IDEA Universal üzerinden akıllı köyler projesine Türkiye, Afrika ve Asya için bağış yapılabilir ve bağışlar sitede harita üzerinden anbean görülüp takip edilebilir. Web sitemize girdiğiniz zaman haritalar üzerinden nereye kim ne bağışlamış, bağışın geldiği son durum nedir hepsi takip edilebiliyor. İnsanlar da bağışları ile nerede ne yapılmış kendi ismi ile görebiliyor. Sistemimiz üzerinde her şey şeffaf bir şekilde izlenebiliyor.
Yeni projeniz, ‘Afrika için 1 milyon meyve ağacı’ konusunda bilgi alabilir miyiz?
Projeyi geçen yıl başlattık. Afrika Gıda Ormanları projesi, Afrika için 1 milyon meyve ağacı hedefliyor. Afrika’nın yüzde 76’sı günlük 1 doların altında yaşıyor. Gıda yetersizliği suya ulaşımın zor olduğu bölgelerde daha yoğunlukta. Sebze-meyve üretiminde çeşitlilik ve yeterli miktar sağlayamayan köylüler vücutlarına farklı gıda grupları alamadıkları için ölüme varan hastalıklarla mücadele ediyor. Gıdaya ulaşım bölgenin hem sağlık sorununu hem de gelir sorununu çözmek için oldukça önemli. Bunların yanında gezegenimiz büyük bir salgınla karşı karşıya. Afrika ülkeleri ise bu krizi su ve gıda eksenin daha çok hissetmeye başladı. Tüm bu durumları göz önüne alarak Akıllı Köyler projemiz kapsamında sağladığımız tohum desteğine ek olarak Gıda Ormanı projemizi hayata geçirmeye karar verdik. Afrika’nın çölleşmiş ve yoksul bölgelerinde uygulayacağımız proje ile gıda ormanları kuruyoruz. Avokado, papaya, mango, kaju, cassava, portakal gibi ağaçlardan oluşan topluluk ormanları 2 yıl içinde bölgeye hem sürdürülebilir gıda sağlayacak, hem de gelir getirecek. Yüz binlerce insanın gıdaya ve gelire erişimi artacak.
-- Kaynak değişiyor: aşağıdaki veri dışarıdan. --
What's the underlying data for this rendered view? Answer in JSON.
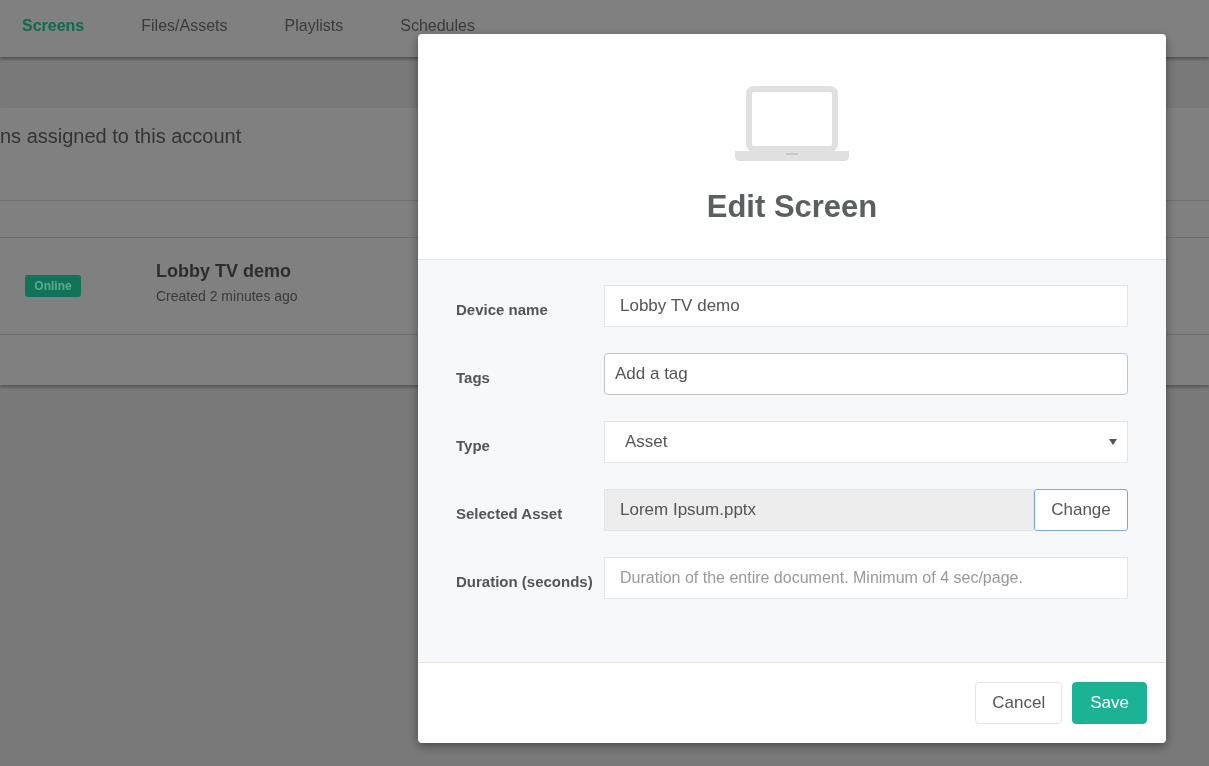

Gıda ormanları Afrika’yı nasıl değiştirebilir?
Gıda ormanları bölgedeki gıda sorununu sadece insanlar için değil diğer tüm canlılar için de önlemiş olacak. Yaban hayatı bu ormanları pozitif yönden beslemiş oluyor. Yine bu ormanlar iklim değişikliği, kuraklık, ekosistem dengelerinin bozulması konularında oldukça katkı sağlayıcı. Suyu tutma özelliği ile de yeraltı sularının arttırılması açısından önemli. Karbon miktarının azalmasında önemli rol oynarlar. Bölge için ciddi bir hava temizliği anlamına gelir. Ağaçların sayısı arttıkça bölge sıcaklığının düştüğü birçok araştırmada ispatlanmıştır. Afrika gibi sıcak bir bölgede ısı artışlarının önüne geçecektir. Mevsiminde ve ilaçsız olarak tüketilen meyveler beden sağlığını pozitif yönde etkiler.
Nasıl gelir elde ediliyor bu ormanlardan?
Gıda ormanları ile ilk hedef bölge halkına ve canlılara besin sağlamak, doğanın gelişimine katkıda bulunmak. Bunların devamında sürdürülebilirliği sağlamak açısından bölge halkının gelir elde etmesini hedefliyoruz. Bu bölgelerde üretilecek tropikal meyvelerin kurutularak satılması, meyvelerin kalan kısımlarının çeşitli ürünler için değerlendirilmesi (Hindistancevizi dış kabuğunda kase ya da enstrüman yapımı) gibi yöntemlerle ürünlerden gelir elde ederek aile bütçesine katkı sağlayabilirler. Bu gelir çocukların okula devam etmesi için oldukça önemli bir basamağı oluşturuyor. Bu kapsamda vereceğimiz kadın girişimciliği eğitimleri ile kendileri için besin elde eden kadınlar fazla meyveden gelir sağlayacak ürün tasarlayacaklar. Bu iş modeli sayesinde düzenli gelire kavuşabilecekler.